Наследство последнего императора. Том 4 - стр. 47
– Он их просто сбивал с толку. И не давал передышки. Так?
– Я тоже так думаю, – согласился Грондейс. – Дурачить противника, шантажировать, угрожать – дипломатия по-ленински. Активная. Главное, ни капли страха и нерешительности. Мы с вами должны понимать, почему он так себя вел: большевики чувствовали себя оскорбленными из-за того, что враг хозяйничает на территории их страны, хоть и распавшейся. Это еще что! Ленин наводнил Германию своими агентами, и они спровоцировали революцию. Германию трясет похуже, чем трясло Россию в феврале семнадцатого. Я вам так скажу: не исключаю, что после Советской России на карте мира появится Советская Германия. Можете поверить?33
Новосильцева подумала и покачала головой.
– Нет, не могу. Англия не позволит.
Грондейс неожиданно согласился.
– Да, скорее всего, так и будет. В любом случае, большевики сдаваться не собираются и поставленных целей достигнут.
В. И. Ленин
Новосильцева вздохнула.
– Конечно, если проводить политику зверства… Говорят, чека, будто с цепи сорвалась.
– Чека? Что вы знаете о чека? – снисходительно прищурился Грондейс.
– Не очень много, – осторожно ответила Новосильцева. – Но достаточно, даже кое-что видела изнутри. Красный террор – это всё, на что они оказались способны! Такого в России не было никогда. Даже при Столыпине.
– Зверства? – неожиданно удивился Грондейс. – Красный террор? Мария, дорогая моя, что может быть для революционной власти на данном этапе политической борьбы нужнее и естественнее террора! В катастрофических обстоятельствах спасают только крайние меры. Жесткий и беспощадный террор – это, если хотите знать, своего рода акт милосердия. Только по-другому называется.
– Я вас не понимаю, – озадаченно призналась Новосильцева.
– Такой террор, как правило, кратковременен. Но дает возможность избежать множества ненужных жертв, когда противостояние продолжается. Впрочем, зачем слова? Сейчас я вам покажу один документ. Точнее, выписку из него.
Он, не вставая с кресла, обернулся к столику у окна, взял свою офицерскую полевую сумку и стал в ней рыться.
– Тысяча чертей, – бормотал он, – куда же я ее девал? Ага! Вот – извольте, нежная тургеневская барышня…
И протянул ей листок.
– Французским владеете?
– Вполне, – ответила Новосильцева. – А почему на французском?
– Я же пишу для французских газет в первую очередь, – усмехнулся Грондейс.
Она принялась читать.
«Каждый гражданин имеет право задерживать, хватать и выдавать революционной власти заговорщиков, контрреволюционеров и других врагов народа. Это не только право гражданина, но и его святая обязанность.

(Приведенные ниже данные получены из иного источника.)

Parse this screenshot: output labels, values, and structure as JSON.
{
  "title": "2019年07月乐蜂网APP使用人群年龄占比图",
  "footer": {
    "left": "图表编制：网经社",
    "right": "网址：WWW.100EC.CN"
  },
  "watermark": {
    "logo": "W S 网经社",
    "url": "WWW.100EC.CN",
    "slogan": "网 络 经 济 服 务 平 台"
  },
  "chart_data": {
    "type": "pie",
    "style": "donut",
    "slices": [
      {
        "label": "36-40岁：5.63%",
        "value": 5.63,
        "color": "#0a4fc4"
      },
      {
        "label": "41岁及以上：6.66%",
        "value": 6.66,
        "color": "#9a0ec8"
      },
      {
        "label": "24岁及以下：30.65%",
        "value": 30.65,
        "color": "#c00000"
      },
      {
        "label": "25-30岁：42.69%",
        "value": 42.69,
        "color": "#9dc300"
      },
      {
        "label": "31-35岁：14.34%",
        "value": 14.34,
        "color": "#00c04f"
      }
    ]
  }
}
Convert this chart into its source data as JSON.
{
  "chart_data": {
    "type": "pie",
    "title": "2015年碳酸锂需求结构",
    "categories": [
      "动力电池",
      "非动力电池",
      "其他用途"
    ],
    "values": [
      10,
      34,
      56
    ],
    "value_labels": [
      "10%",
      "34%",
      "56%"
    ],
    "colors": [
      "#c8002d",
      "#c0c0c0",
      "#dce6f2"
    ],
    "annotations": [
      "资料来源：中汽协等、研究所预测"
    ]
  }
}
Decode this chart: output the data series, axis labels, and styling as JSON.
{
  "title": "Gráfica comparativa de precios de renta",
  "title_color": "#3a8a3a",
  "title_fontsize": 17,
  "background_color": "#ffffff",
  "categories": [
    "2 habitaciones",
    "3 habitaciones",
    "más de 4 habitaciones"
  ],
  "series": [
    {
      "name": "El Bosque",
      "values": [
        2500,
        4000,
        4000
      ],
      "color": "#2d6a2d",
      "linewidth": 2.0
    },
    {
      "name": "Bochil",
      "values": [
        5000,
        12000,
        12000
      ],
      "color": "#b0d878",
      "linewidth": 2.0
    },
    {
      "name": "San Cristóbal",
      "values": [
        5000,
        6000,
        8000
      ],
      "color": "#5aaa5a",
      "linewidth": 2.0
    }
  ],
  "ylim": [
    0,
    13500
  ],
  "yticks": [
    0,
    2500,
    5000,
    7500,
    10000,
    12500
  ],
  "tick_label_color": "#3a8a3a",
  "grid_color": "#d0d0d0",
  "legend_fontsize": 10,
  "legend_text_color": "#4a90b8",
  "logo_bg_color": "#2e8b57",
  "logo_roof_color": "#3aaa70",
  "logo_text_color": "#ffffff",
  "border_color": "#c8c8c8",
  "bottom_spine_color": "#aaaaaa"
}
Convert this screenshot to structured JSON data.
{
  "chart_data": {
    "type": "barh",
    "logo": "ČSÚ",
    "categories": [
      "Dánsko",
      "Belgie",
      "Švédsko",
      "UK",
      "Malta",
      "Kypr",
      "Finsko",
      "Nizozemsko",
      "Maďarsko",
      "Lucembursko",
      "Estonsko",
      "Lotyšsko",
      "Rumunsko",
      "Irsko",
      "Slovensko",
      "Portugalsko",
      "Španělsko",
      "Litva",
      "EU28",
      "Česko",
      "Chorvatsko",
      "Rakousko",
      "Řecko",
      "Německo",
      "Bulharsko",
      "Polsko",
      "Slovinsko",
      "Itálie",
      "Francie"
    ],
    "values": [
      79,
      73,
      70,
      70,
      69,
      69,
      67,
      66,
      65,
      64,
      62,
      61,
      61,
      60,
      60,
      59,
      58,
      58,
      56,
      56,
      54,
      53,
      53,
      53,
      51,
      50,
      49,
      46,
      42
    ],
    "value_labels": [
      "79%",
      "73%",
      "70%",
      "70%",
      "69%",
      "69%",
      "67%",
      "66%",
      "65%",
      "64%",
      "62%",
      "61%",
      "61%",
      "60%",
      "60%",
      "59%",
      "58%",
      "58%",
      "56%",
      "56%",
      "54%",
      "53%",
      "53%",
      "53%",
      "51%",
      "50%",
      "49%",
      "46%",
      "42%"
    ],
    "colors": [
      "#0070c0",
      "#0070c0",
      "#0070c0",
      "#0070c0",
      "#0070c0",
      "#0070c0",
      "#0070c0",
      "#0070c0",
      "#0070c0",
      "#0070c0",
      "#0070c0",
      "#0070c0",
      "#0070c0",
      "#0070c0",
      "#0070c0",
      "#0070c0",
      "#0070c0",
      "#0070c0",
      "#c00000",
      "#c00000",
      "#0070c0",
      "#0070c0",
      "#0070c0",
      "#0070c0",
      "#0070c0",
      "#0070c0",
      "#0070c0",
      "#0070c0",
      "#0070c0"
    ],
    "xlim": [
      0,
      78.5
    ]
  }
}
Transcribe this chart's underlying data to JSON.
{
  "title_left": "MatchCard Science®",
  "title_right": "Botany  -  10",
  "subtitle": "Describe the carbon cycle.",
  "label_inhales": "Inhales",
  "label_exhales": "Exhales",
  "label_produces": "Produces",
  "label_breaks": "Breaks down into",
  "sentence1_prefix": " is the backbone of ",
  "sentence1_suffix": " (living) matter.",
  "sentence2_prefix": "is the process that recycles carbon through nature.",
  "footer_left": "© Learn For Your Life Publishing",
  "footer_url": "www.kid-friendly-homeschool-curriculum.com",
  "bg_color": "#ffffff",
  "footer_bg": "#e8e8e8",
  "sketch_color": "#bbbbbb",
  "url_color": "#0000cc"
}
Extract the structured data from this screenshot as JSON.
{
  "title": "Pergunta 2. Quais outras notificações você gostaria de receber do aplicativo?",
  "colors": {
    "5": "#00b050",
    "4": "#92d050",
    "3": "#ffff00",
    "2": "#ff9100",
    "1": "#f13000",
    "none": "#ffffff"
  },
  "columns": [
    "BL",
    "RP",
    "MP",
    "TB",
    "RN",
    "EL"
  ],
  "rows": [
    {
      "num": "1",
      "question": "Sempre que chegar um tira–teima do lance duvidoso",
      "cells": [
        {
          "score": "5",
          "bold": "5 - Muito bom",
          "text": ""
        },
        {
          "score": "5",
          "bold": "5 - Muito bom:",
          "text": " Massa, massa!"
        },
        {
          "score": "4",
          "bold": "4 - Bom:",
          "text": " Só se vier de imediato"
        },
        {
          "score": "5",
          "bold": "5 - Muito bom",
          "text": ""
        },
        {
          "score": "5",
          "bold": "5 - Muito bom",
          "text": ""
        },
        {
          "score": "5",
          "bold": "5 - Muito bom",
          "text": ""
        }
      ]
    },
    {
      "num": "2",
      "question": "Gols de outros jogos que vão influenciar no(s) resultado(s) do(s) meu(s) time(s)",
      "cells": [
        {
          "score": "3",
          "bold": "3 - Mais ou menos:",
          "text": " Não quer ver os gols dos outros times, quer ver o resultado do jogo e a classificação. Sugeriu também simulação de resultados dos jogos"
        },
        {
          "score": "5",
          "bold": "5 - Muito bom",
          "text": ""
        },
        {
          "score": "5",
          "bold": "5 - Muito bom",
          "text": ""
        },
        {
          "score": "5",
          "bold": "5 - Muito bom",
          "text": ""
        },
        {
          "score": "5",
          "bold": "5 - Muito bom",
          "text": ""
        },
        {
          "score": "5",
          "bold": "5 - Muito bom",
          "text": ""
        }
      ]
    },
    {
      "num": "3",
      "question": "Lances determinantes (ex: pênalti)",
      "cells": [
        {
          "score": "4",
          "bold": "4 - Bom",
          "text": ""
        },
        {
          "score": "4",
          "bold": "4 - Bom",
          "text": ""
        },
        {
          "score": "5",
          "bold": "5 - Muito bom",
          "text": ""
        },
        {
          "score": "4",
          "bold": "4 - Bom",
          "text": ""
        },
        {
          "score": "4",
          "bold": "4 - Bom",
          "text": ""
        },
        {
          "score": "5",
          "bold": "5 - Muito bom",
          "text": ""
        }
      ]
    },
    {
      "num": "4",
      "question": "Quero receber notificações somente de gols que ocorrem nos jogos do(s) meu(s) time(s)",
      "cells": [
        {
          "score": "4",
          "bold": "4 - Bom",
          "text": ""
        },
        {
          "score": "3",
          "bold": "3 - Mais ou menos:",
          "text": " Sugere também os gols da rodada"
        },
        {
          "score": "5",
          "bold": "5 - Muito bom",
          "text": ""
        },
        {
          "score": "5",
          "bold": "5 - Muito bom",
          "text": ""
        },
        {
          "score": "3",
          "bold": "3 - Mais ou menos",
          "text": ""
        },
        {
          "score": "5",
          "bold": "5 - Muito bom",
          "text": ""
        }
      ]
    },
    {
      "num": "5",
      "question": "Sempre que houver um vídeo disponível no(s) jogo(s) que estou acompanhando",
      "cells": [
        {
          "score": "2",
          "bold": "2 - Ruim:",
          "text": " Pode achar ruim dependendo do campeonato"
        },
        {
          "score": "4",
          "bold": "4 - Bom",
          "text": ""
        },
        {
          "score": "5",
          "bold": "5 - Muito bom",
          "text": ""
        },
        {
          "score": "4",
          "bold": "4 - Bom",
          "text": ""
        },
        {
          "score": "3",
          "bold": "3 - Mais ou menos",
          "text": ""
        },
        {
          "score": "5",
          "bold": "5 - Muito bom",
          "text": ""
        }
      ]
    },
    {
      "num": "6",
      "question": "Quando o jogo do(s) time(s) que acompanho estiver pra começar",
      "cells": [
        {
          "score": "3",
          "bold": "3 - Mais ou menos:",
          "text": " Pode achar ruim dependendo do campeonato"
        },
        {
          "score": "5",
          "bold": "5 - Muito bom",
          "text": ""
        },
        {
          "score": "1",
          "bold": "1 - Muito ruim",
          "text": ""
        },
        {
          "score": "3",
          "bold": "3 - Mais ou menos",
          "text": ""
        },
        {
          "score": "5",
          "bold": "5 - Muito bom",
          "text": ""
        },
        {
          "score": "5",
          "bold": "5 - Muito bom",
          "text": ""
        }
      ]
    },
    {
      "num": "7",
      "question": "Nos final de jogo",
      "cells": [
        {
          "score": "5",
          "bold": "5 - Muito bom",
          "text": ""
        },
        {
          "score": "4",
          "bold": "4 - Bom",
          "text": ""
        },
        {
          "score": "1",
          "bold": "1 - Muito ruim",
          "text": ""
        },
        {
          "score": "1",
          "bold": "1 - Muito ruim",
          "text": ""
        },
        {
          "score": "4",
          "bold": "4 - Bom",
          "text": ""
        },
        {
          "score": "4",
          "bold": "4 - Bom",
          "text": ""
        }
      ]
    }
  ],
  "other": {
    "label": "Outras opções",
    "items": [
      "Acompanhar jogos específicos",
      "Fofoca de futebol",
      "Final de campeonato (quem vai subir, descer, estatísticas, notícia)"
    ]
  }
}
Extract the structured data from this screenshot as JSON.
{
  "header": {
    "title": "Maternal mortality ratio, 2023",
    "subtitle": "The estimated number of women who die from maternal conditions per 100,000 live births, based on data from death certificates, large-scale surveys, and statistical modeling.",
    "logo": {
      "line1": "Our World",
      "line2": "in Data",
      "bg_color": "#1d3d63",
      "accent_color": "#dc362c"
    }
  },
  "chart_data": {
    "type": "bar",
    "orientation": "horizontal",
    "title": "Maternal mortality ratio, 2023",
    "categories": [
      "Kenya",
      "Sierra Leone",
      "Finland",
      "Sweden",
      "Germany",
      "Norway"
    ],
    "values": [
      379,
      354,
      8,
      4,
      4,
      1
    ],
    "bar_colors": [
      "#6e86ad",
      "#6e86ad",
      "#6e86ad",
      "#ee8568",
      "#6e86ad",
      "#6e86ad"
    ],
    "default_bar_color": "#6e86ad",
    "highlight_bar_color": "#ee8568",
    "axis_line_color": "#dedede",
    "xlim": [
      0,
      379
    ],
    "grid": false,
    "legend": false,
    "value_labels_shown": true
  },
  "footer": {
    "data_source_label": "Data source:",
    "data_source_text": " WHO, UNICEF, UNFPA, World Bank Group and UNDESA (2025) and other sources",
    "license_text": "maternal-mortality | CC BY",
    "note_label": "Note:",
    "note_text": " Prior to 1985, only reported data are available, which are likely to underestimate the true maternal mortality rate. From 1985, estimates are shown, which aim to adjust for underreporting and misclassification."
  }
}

Отменяется предварительный допрос обвиняемого. Достаточно того, что он изобличен революционным народом.
Если имеются материальные, а тем более моральные доказательства принадлежности арестованного к заговорщикам и врагам народа, то свидетели вообще не нужны.
Единственный закон для вынесения смертного приговора врагам народа – совесть судей, просветленных любовью к революции.
Никаких адвокатов врагам народа. Закон не предоставляет защиту заговорщикам.
Единственное наказание для врагов народа – смертная казнь. Приговоры революционного суда обжалованию не подлежат».
Дрогнувшей рукой Новосильцева вытерла пот со лба. Хмель мгновенно испарился, все слова куда-то исчезли. Бумажка выпала у нее из рук, но Грондейс ловко подхватил ее и невозмутимо сунул обратно в свою сумку.